Enfim, a atuação do Oficial de registro se revelou acertada, legítima, uma vez considerada a amplitude da qualificação registral, “juízo prudencial, positivo ou negativo, da potência de um título em ordem a sua inscrição predial, importando no império de seu registro ou de sua irregistração.” [4]
A qualificação registral, iluminada pelo princípio da legalidade, não se restringe aos aspectos extrínsecos; abarca os intrínsecos, o conteúdo do título. A integralidade é um de seus traços. A propósito, lembro o acurado escólio do Desembargador Ricardo Dip:
No Brasil, a qualificação registral dos títulos exibidos diz respeito não apenas a seu aspecto exterior (título em sentido formal), mas igualmente à causa de aquisição ou de oneração (título em sentido material)…
Tampouco se restringe o juízo qualificador ao título ordinário (ou principal), estendendo-se aos acessórios (ou complementares)…, nem se limita, sob o color da origem pública dos títulos, a apreciar os instrumentos privados.[5]
Pelo exposto, nego provimento à apelação.
JOSÉ RENATO NALINI
Corregedor Geral da Justiça e Relator
Notas:
[1] Apelação Cível n.° 23.623-0/1, relator Desembargador Antônio Carlos Alves Braga, julgada em 20.02.1995; Apelação Cível n.° 76.030-0/8, relator Desembargador Luís de Macedo, julgada em 08.03.2001; e Apelação Cível n.° 990.10.261.081-0, relator Desembargador Munhoz Soares, julgada em 14.09.2010.
[2] Neste sentido, assinalo: Apelação Cível n.°39.487-0/1, relator Corregedor Geral da Justiça Márcio Martins Bonilha, julgada em 31.07.1997; e Apelação Cível n° 404-6/6, relator Corregedor Geral da Justiça José Mário Antônio Cardinale, julgada em 08.09.2005.
[3] O Conselho Superior da Magistratura, ao julgar, em 10 de maio de 2012, a Apelação Cível n.° 0007969-54.2010.8.26.0604, da qual fui relator, reviu a sua posição sobre a natureza jurídica da aquisição de imóvel mediante arrematação judicial.
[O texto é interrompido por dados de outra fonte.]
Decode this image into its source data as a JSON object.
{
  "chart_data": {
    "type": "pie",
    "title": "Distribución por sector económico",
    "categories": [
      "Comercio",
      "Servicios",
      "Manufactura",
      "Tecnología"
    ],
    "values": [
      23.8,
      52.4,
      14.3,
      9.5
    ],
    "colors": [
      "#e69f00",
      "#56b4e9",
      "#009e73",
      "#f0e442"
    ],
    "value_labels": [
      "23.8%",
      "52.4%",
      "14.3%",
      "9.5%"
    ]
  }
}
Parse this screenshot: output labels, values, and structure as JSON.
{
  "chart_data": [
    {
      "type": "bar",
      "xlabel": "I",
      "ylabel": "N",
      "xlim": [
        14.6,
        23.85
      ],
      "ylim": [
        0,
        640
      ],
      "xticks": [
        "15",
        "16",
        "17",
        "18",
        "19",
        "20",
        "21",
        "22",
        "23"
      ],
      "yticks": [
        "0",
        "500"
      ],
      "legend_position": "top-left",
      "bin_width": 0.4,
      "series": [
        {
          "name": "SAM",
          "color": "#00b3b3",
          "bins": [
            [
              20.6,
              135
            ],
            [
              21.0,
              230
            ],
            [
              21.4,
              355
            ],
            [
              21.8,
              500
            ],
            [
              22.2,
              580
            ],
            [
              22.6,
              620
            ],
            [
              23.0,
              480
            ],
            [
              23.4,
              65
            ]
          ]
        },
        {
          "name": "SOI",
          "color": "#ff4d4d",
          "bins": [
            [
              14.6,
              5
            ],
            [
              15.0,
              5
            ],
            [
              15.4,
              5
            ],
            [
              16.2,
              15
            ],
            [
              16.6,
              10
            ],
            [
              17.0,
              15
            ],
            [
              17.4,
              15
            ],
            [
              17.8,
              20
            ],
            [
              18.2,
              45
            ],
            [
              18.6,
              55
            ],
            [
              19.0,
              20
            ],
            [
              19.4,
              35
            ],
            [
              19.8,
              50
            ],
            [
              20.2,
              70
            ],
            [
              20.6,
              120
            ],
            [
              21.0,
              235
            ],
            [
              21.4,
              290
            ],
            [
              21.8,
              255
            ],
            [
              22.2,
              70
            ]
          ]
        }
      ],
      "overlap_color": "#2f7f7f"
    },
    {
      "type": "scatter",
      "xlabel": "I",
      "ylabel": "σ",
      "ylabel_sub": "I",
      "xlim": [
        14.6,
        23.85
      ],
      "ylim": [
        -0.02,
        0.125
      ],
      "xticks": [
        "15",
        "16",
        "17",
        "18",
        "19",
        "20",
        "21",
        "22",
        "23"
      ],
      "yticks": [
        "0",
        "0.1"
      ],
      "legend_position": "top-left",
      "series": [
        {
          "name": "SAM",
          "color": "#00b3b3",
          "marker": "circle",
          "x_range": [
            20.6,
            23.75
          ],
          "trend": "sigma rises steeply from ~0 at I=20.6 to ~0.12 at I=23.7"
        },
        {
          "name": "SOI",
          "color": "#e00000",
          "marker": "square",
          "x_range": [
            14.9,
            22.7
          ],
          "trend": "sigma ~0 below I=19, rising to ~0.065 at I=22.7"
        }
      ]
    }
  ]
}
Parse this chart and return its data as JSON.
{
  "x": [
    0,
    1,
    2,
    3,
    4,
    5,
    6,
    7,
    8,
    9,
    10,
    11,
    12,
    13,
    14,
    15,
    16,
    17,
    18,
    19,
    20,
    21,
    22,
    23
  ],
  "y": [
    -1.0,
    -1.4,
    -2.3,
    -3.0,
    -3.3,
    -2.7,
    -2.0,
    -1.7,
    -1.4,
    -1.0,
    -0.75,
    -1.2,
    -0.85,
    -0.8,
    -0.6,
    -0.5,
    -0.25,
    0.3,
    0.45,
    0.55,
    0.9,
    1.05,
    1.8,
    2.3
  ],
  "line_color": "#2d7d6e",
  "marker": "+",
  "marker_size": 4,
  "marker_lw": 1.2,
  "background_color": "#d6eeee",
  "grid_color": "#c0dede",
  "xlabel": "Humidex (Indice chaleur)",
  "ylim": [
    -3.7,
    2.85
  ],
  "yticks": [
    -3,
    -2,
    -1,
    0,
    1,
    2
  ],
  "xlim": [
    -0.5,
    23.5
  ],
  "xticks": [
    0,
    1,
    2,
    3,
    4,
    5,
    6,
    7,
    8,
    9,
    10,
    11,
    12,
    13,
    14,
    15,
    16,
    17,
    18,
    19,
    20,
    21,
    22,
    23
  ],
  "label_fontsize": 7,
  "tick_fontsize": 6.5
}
Ao afirmar a inexistência de relação jurídica entre o adquirente e o anterior titular do direito real, a irrelevância da ausência de nexo causal entre o passado e a situação jurídica atual e a inocorrência de transmissão voluntária do direito de propriedade, admitiu que a arrematação é modo originário de aquisição do direito real de propriedade. Ou seja, com a arrematação, a propriedade adquirida se liberta dos vínculos anteriores, dos títulos dominiais pretéritos – dos quais não deriva e com os quais não mantém ligação –, tornando prescindível a observação do princípio da continuidade: assim, inclusive, entendeu o Conselho Superior da Magistratura, em 20 de seternbro de 2012, na Apelação Cível n° 0018138-36.2011.8.26.0032, sob minha relatoria.
[4] Ricardo Henry Marques Dip. Sobre a qualificação no registro de imóveis. In: Revista de Direito Imobiliário. n. 29, p. 33-72, janeiro-junho 1992. p. 40.